Petit stands as a dynamic, larger-than-life character whose desire to showcase the art of wire-walking drives the entire film forward. He performs his daring and beautiful stunts far above the cities, first walking between the towers of Notre Dame and eventually between the Twin Towers — and it seems the film’s stunning visual effects would pull attention from the character and onto the spectacle of the feats themselves. However, the focus remains on Philipe’s emotions: his pride in these moments and the determination to continue walking.

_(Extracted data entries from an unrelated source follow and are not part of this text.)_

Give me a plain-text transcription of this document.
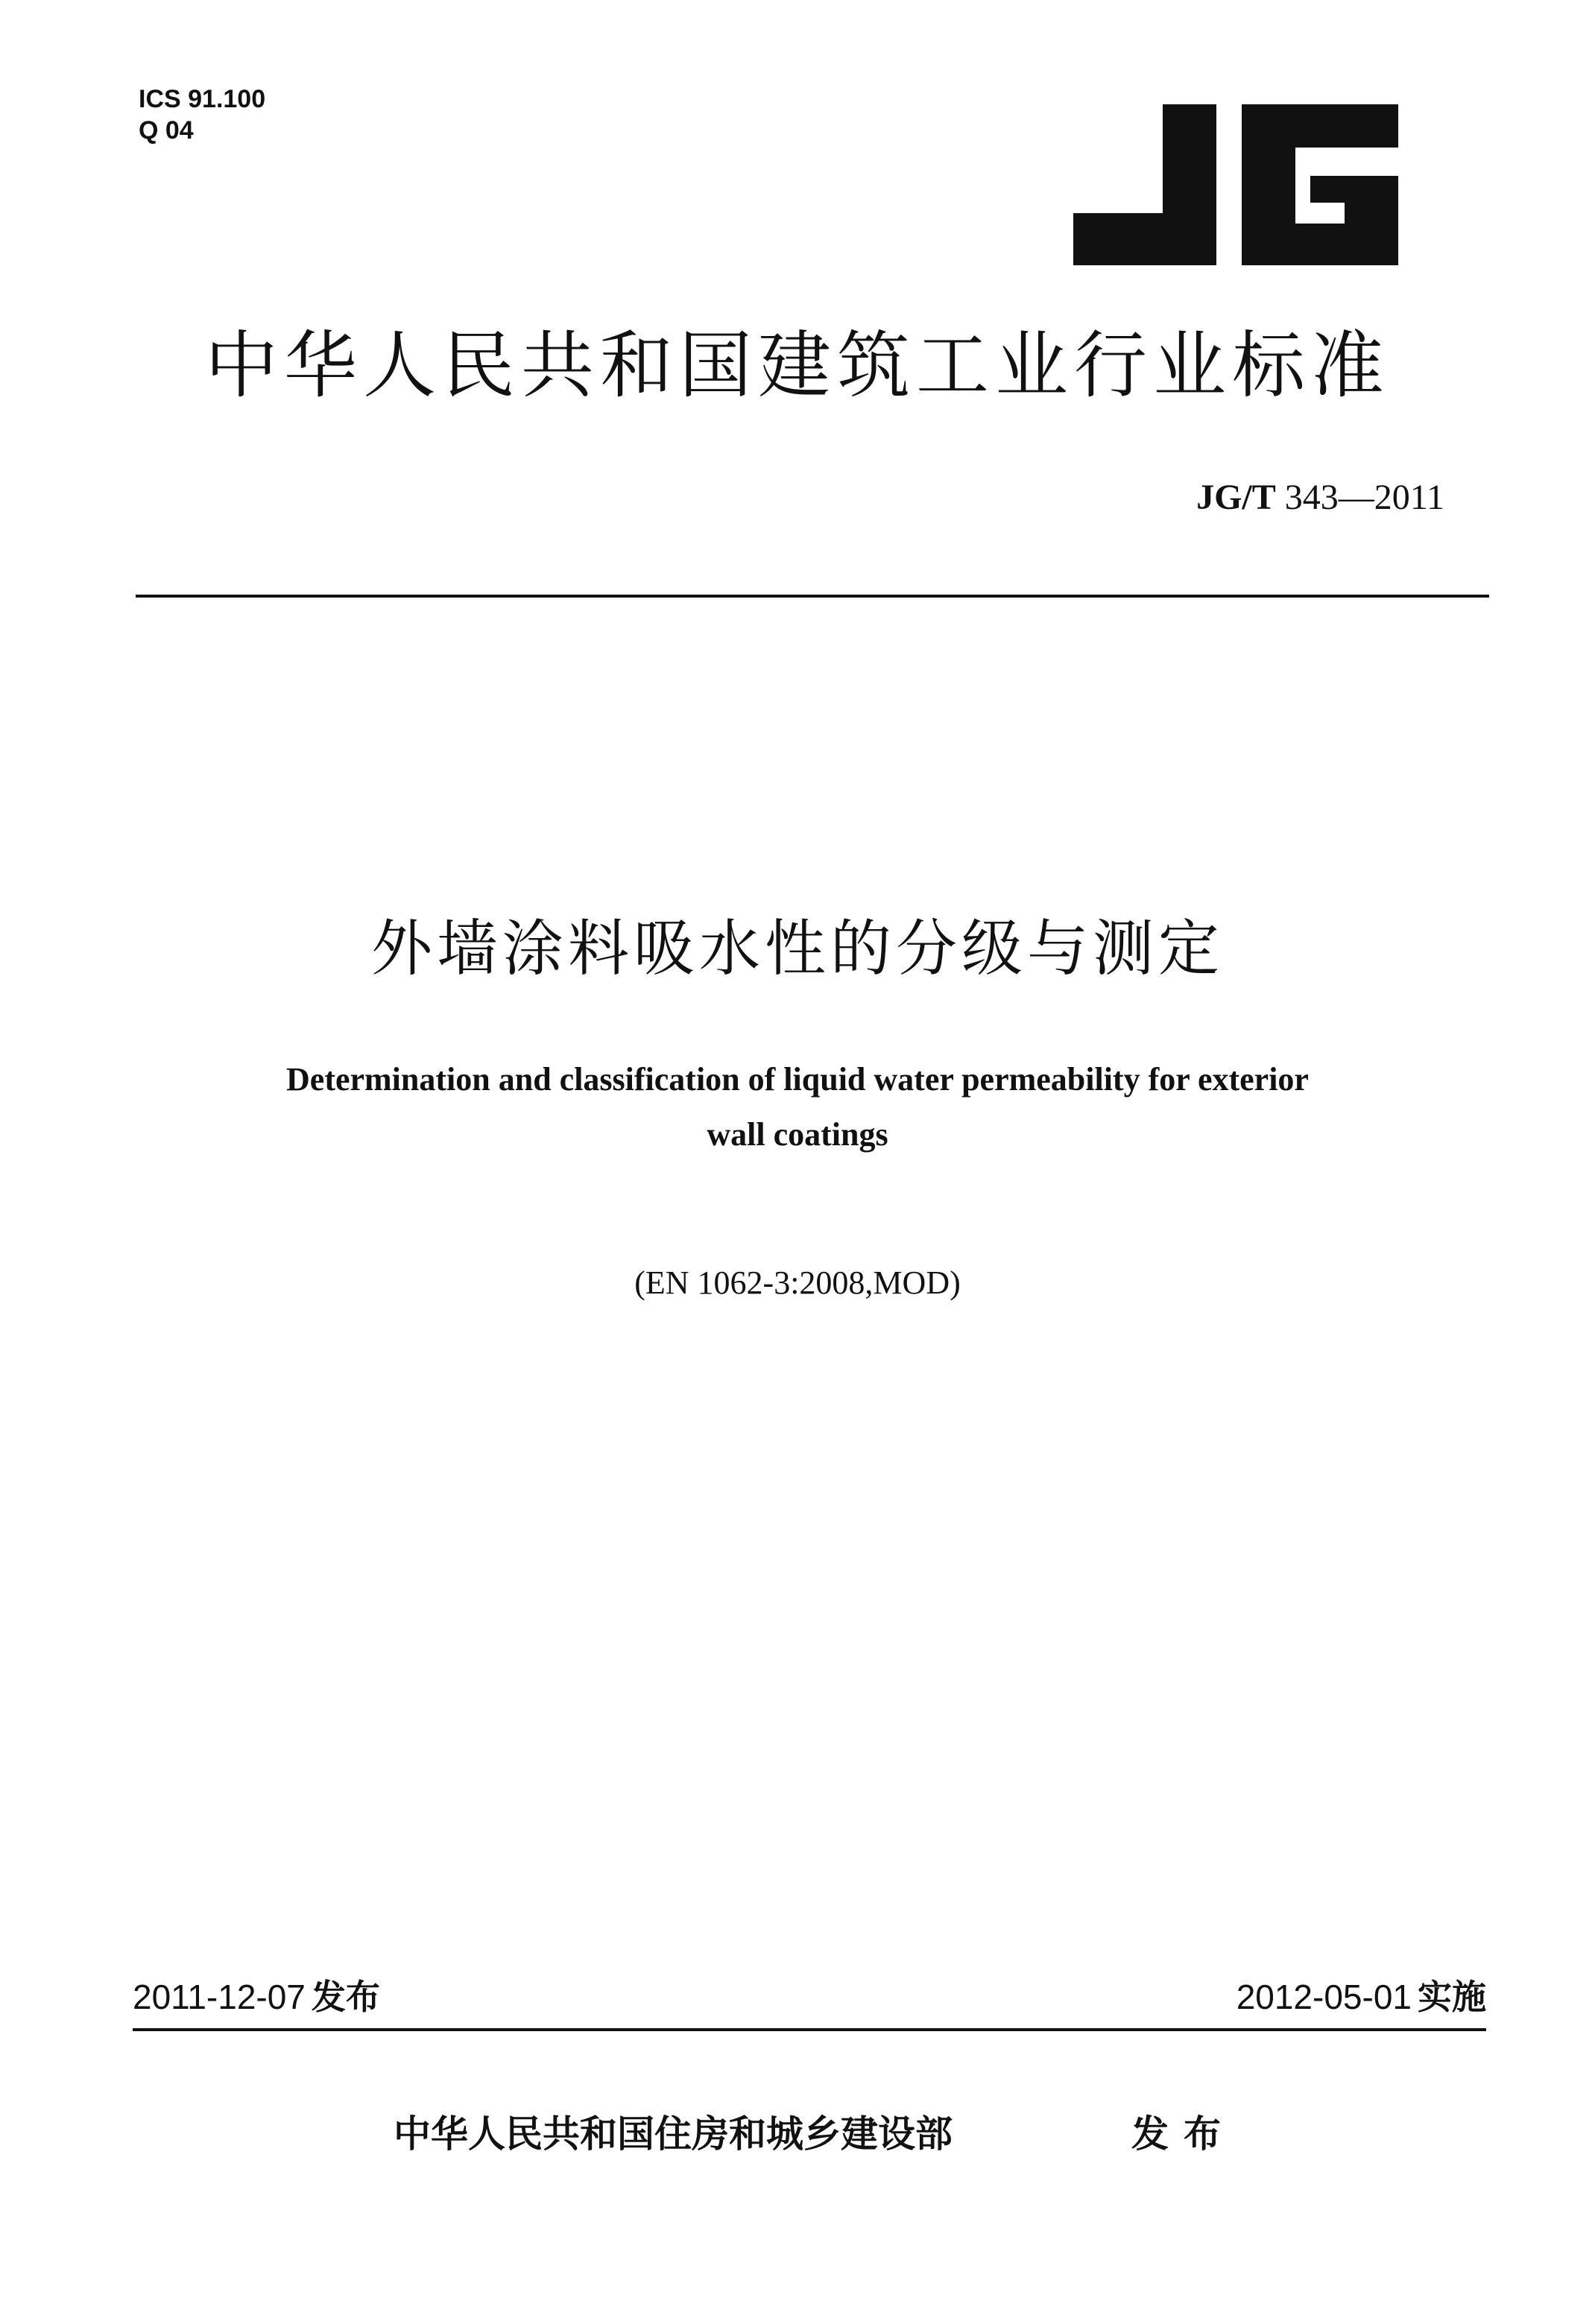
ICS 91.100
Q 04
中华人民共和国建筑工业行业标准
JG/T 343—2011
外墙涂料吸水性的分级与测定
Determination and classification of liquid water permeability for exterior
wall coatings
(EN 1062-3:2008,MOD)
2011-12-07 发布	2012-05-01 实施
中华人民共和国住房和城乡建设部	发布
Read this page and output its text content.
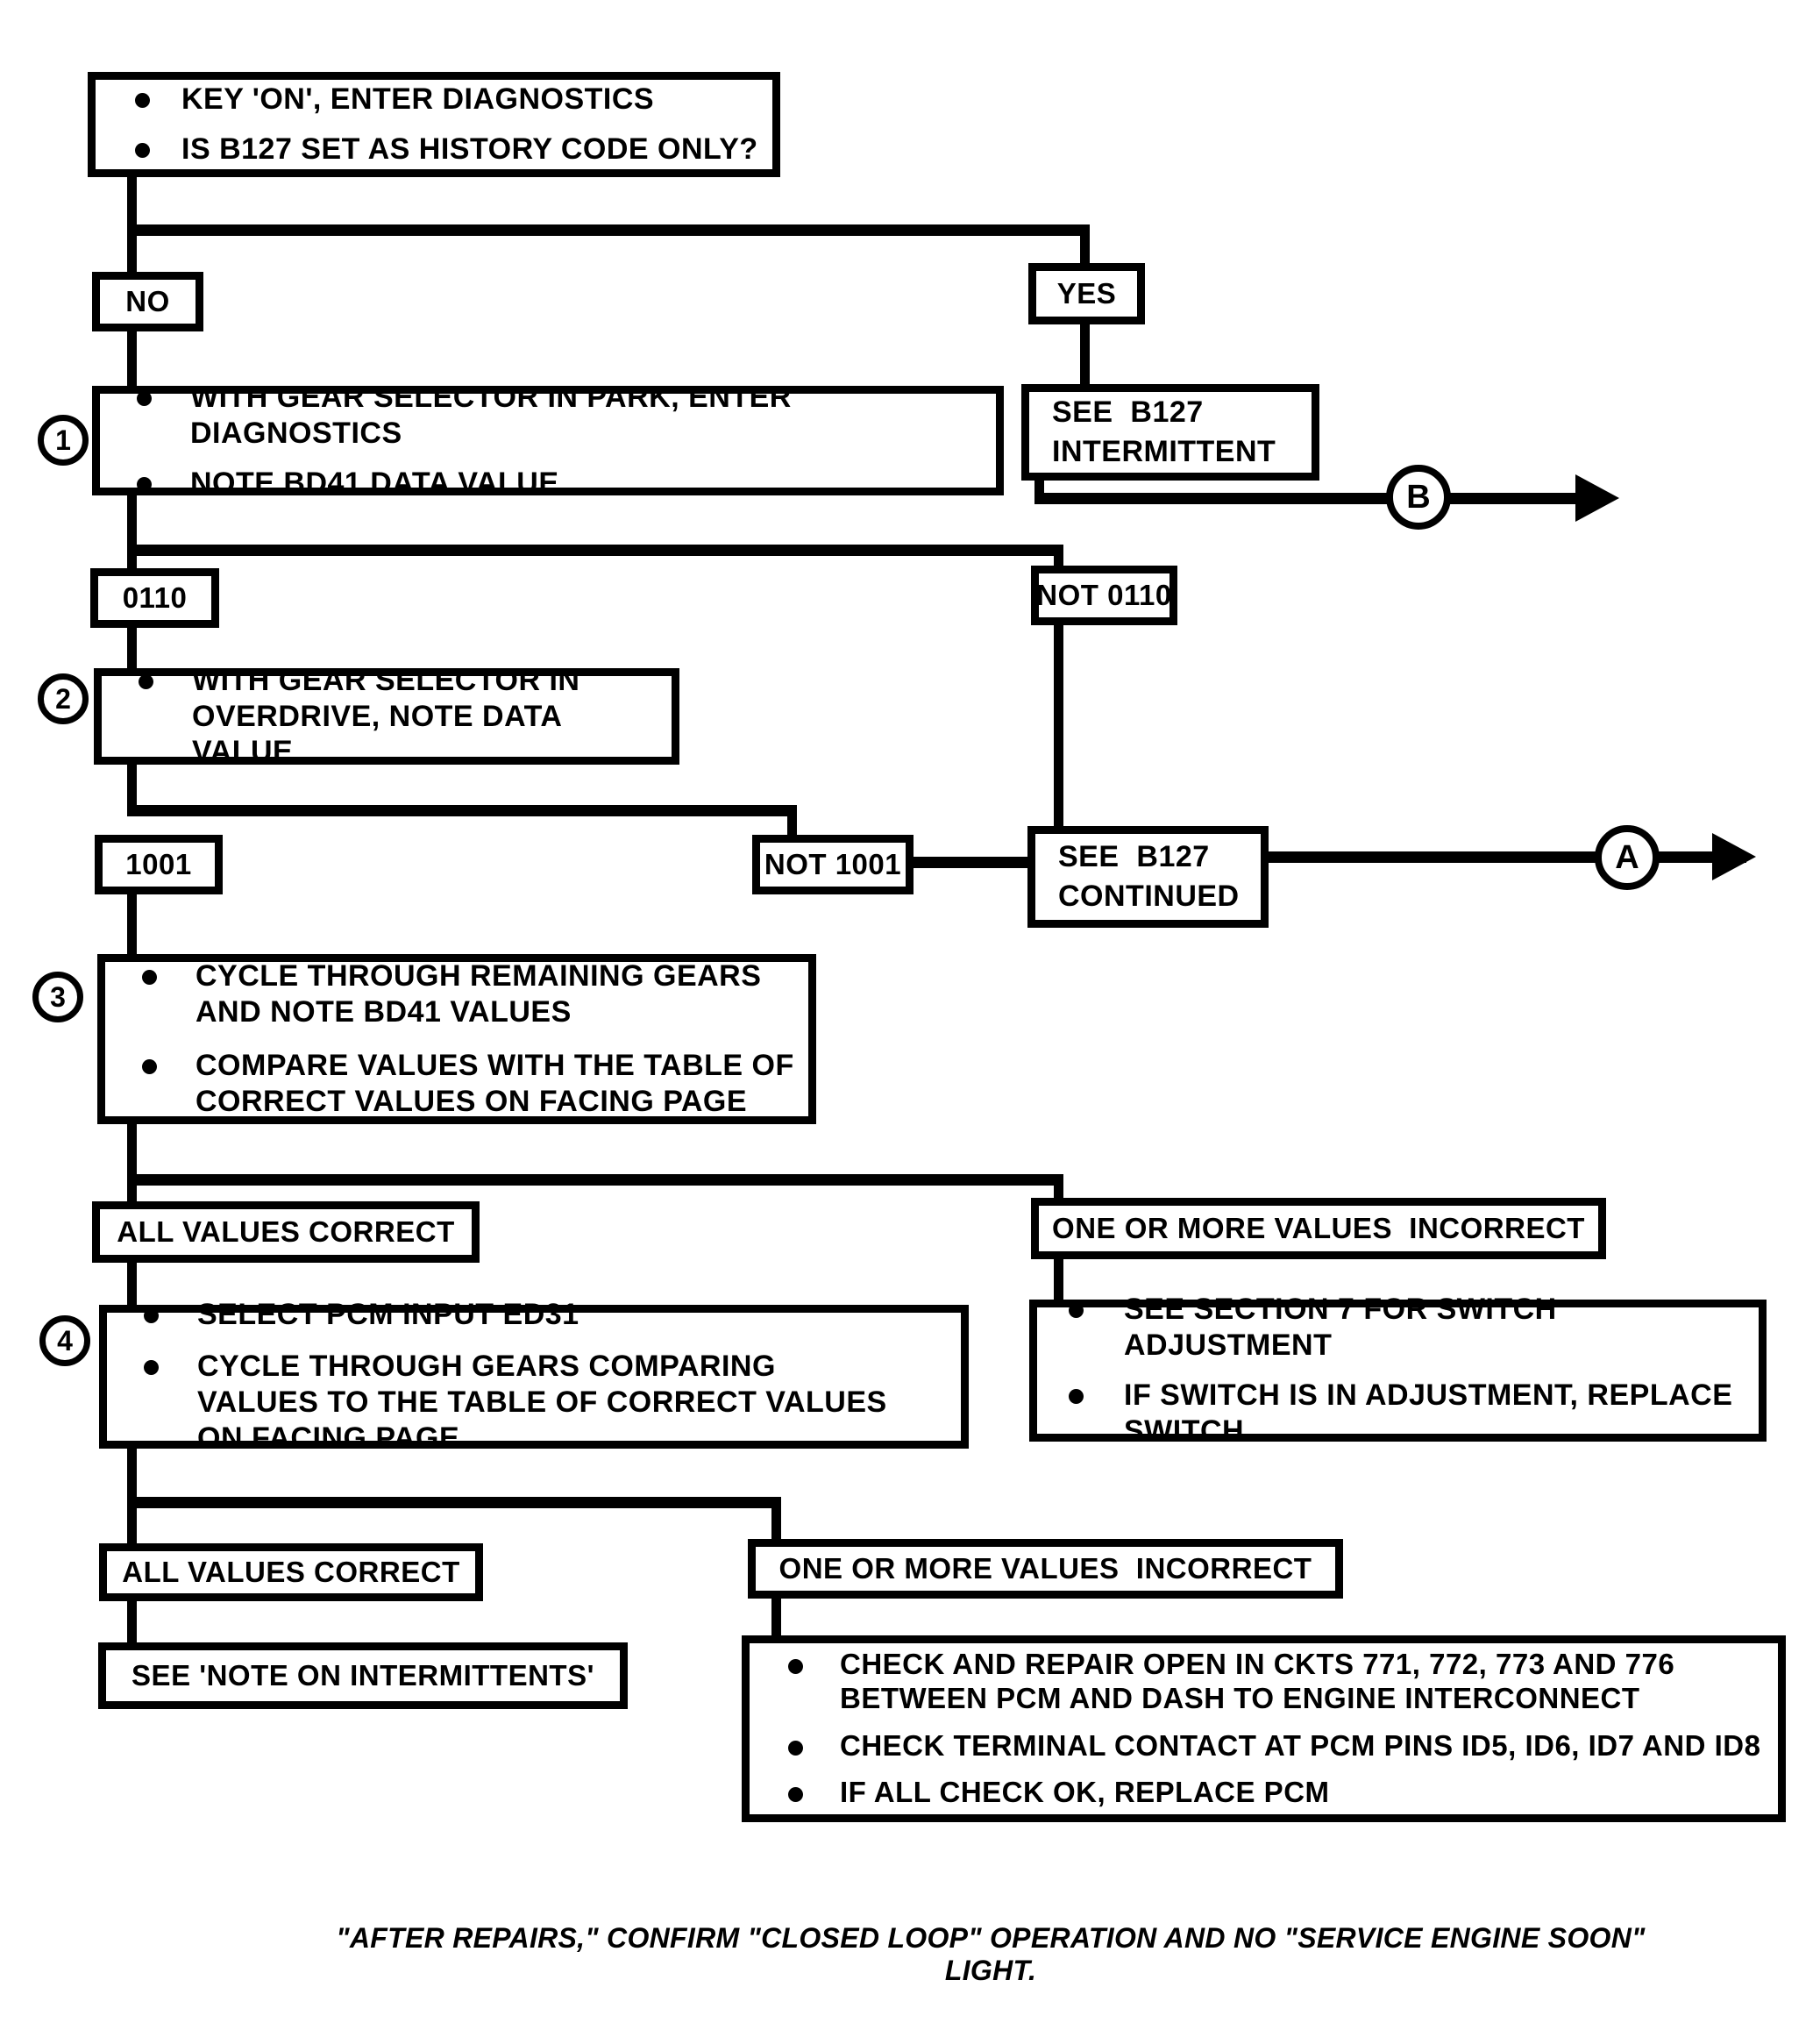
KEY 'ON', ENTER DIAGNOSTICS
IS B127 SET AS HISTORY CODE ONLY?
NO	YES
SEE  B127
INTERMITTENT
B
1
WITH GEAR SELECTOR IN PARK, ENTER DIAGNOSTICS
NOTE BD41 DATA VALUE
0110	NOT 0110
2
WITH GEAR SELECTOR IN OVERDRIVE, NOTE DATA VALUE
1001	NOT 1001	SEE  B127
CONTINUED
A
3
CYCLE THROUGH REMAINING GEARS AND NOTE BD41 VALUES
COMPARE VALUES WITH THE TABLE OF CORRECT VALUES ON FACING PAGE
ALL VALUES CORRECT	ONE OR MORE VALUES  INCORRECT
4
SELECT PCM INPUT ED31
CYCLE THROUGH GEARS COMPARING VALUES TO THE TABLE OF CORRECT VALUES ON FACING PAGE
SEE SECTION 7 FOR SWITCH ADJUSTMENT
IF SWITCH IS IN ADJUSTMENT, REPLACE SWITCH
ALL VALUES CORRECT	ONE OR MORE VALUES  INCORRECT
SEE 'NOTE ON INTERMITTENTS'	CHECK AND REPAIR OPEN IN CKTS 771, 772, 773 AND 776 BETWEEN PCM AND DASH TO ENGINE INTERCONNECT
CHECK TERMINAL CONTACT AT PCM PINS ID5, ID6, ID7 AND ID8
IF ALL CHECK OK, REPLACE PCM
"AFTER REPAIRS," CONFIRM "CLOSED LOOP" OPERATION AND NO "SERVICE ENGINE SOON" LIGHT.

The film’s strength comes from its ability to characterize Petit in relation to the surrounding city spaces. He is constantly shown holding a string between any two standing objects, figuring where he can next hang his wire and perform. By integrating Petit into the cities that surround him, Zemeckis reflects his imaginative character in the fantasy of the countryside, the creative inspiration of living in a vibrant city like Paris and the grit and determination from the streets of NYC. Instead of outlining these qualities through an overabundance of action and dialogue, the film keeps Petit’s character action-driven, answering the “why” behind many of his absurd stunts through the places he assimilates to. 
“The carrots are cooked,” as the French characters throughout the film say. The act has already been done, and it may seem that returning to an already-dramatized story is a futile act. However, through the imaginative narrative style, focus on character and dreamlike special effects, “The Walk” is able to successfully re-examine an already famous story.